Fine. Just Fine. Really.

healtharticlesmagazine.com

Sooner or later you’ll get asked, “How are you?” to which you’ll reply brightly, “Fine!” Seriously, if it hasn’t happened yet, it will.

Someone yrmama used to know once asked “So, yrmama, how are you?” To which I replied in all earnestness, “Fine.” To which she said, “No you’re not.” “Um, yes I am.” “No (derisive chuckle) I can tell you’re not fine. Tell me what’s wrong.” “I’m fine. Really.” “Yuh huh.” “Nuh uh.” And so on.

This lady did a couple of things wrong so listen and learn. First, if you are a mind reader you have to keep it to yourself 98% of the time. Nobody likes a mindreader. Second, take a hint. By the second time yrmama said “fine” the mindreader should have mind-read the message, “I’m not going to talk about anything with you now. Stop it.” But she was itchin’ for a fight. The only thing worse than a mindreader who can’t keep it to herself is a belligerant one.

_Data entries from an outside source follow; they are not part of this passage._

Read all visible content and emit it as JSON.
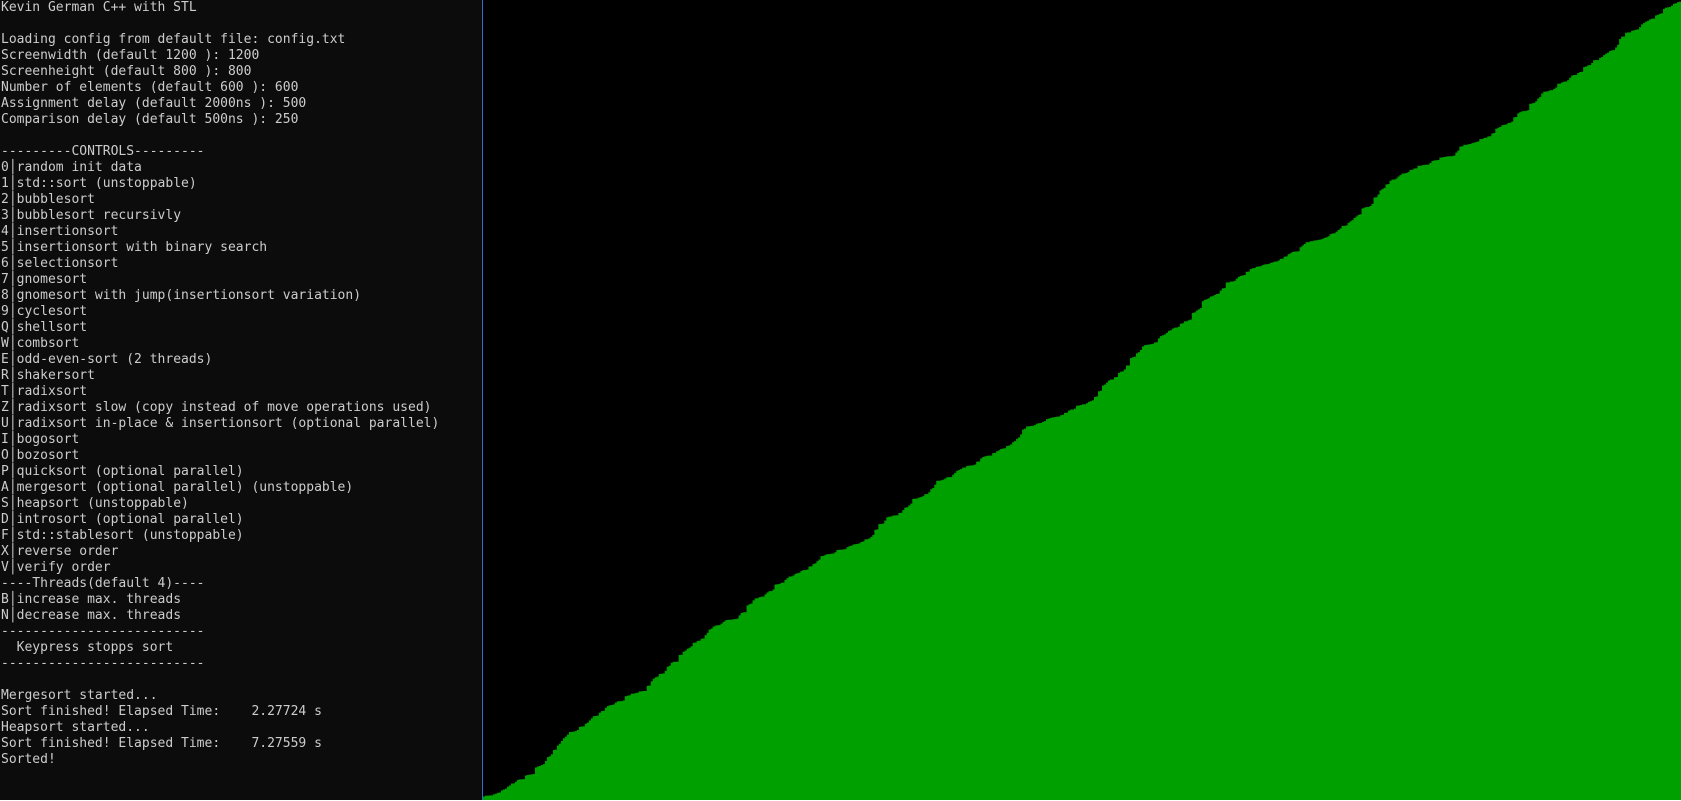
{
  "console": {
    "title": "Kevin German C++ with STL",
    "config_lines": [
      "Loading config from default file: config.txt",
      "Screenwidth (default 1200 ): 1200",
      "Screenheight (default 800 ): 800",
      "Number of elements (default 600 ): 600",
      "Assignment delay (default 2000ns ): 500",
      "Comparison delay (default 500ns ): 250"
    ],
    "controls_header": "---------CONTROLS---------",
    "controls": [
      {
        "key": "0",
        "label": "random init data"
      },
      {
        "key": "1",
        "label": "std::sort (unstoppable)"
      },
      {
        "key": "2",
        "label": "bubblesort"
      },
      {
        "key": "3",
        "label": "bubblesort recursivly"
      },
      {
        "key": "4",
        "label": "insertionsort"
      },
      {
        "key": "5",
        "label": "insertionsort with binary search"
      },
      {
        "key": "6",
        "label": "selectionsort"
      },
      {
        "key": "7",
        "label": "gnomesort"
      },
      {
        "key": "8",
        "label": "gnomesort with jump(insertionsort variation)"
      },
      {
        "key": "9",
        "label": "cyclesort"
      },
      {
        "key": "Q",
        "label": "shellsort"
      },
      {
        "key": "W",
        "label": "combsort"
      },
      {
        "key": "E",
        "label": "odd-even-sort (2 threads)"
      },
      {
        "key": "R",
        "label": "shakersort"
      },
      {
        "key": "T",
        "label": "radixsort"
      },
      {
        "key": "Z",
        "label": "radixsort slow (copy instead of move operations used)"
      },
      {
        "key": "U",
        "label": "radixsort in-place & insertionsort (optional parallel)"
      },
      {
        "key": "I",
        "label": "bogosort"
      },
      {
        "key": "O",
        "label": "bozosort"
      },
      {
        "key": "P",
        "label": "quicksort (optional parallel)"
      },
      {
        "key": "A",
        "label": "mergesort (optional parallel) (unstoppable)"
      },
      {
        "key": "S",
        "label": "heapsort (unstoppable)"
      },
      {
        "key": "D",
        "label": "introsort (optional parallel)"
      },
      {
        "key": "F",
        "label": "std::stablesort (unstoppable)"
      },
      {
        "key": "X",
        "label": "reverse order"
      },
      {
        "key": "V",
        "label": "verify order"
      }
    ],
    "threads_header": "----Threads(default 4)----",
    "thread_controls": [
      {
        "key": "B",
        "label": "increase max. threads"
      },
      {
        "key": "N",
        "label": "decrease max. threads"
      }
    ],
    "separator_top": "--------------------------",
    "keypress_note": "  Keypress stopps sort",
    "separator_bottom": "--------------------------",
    "log_lines": [
      "Mergesort started...",
      "Sort finished! Elapsed Time:    2.27724 s",
      "Heapsort started...",
      "Sort finished! Elapsed Time:    7.27559 s",
      "Sorted!"
    ]
  },
  "visualization": {
    "element_count": 600,
    "max_value": 800,
    "state": "sorted ascending",
    "bar_color": "#00a000",
    "background_color": "#000000"
  },
  "colors": {
    "console_bg": "#0c0c0c",
    "console_text": "#cccccc",
    "divider": "#2b6cd6"
  }
}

The real question is, how do you know you are fine? What’s the evidence? Some options:

Because you checked and an ambulance did not just pull up outside. Because you’ve got the dopamine/cortisol/serotonin balance grooving just right. Because you ate and your kids ate and you all have cute pants and shoes to wear. Because the mindreader said so. Because the person with whom you are codependent seems fine. Because you want it to be true. Because you feel an abiding, glowy calm washing over you. Because if you aren’t fine your house of cards will catch fire. Because you are mortally afraid of being not fine because all hell will break loose, and everyone you think loves you will wander away without noticing they’ve abandoned you.

The mammogram lady always asks, “so, yrmama, do you have the rest of the day off or are you going back to work?” To which I always, year after year, reply, “I have the rest of my life off.” And she says, “Oh!” and laughs nervously and then spends the rest of the boob-squishing session trying to make sense of such a thing. yrmama is fine, she’s busy employing creativity, obsession, empathy and intuition, to review the systems, take names and take up slack. She is sticking it to the man, man. She is attempting to put privilege to good use by doing the dorky, messy things she feels compelled to do. Because what else can anybody do?

2 thoughts on “Fine. Just Fine. Really.

    • I’m glad. I felt a bit sappy about it but it is what I meant – following our compulsions is generally good. I think anyone with horrible compulsions knows they are horrible and should know my encouragement does not apply to them.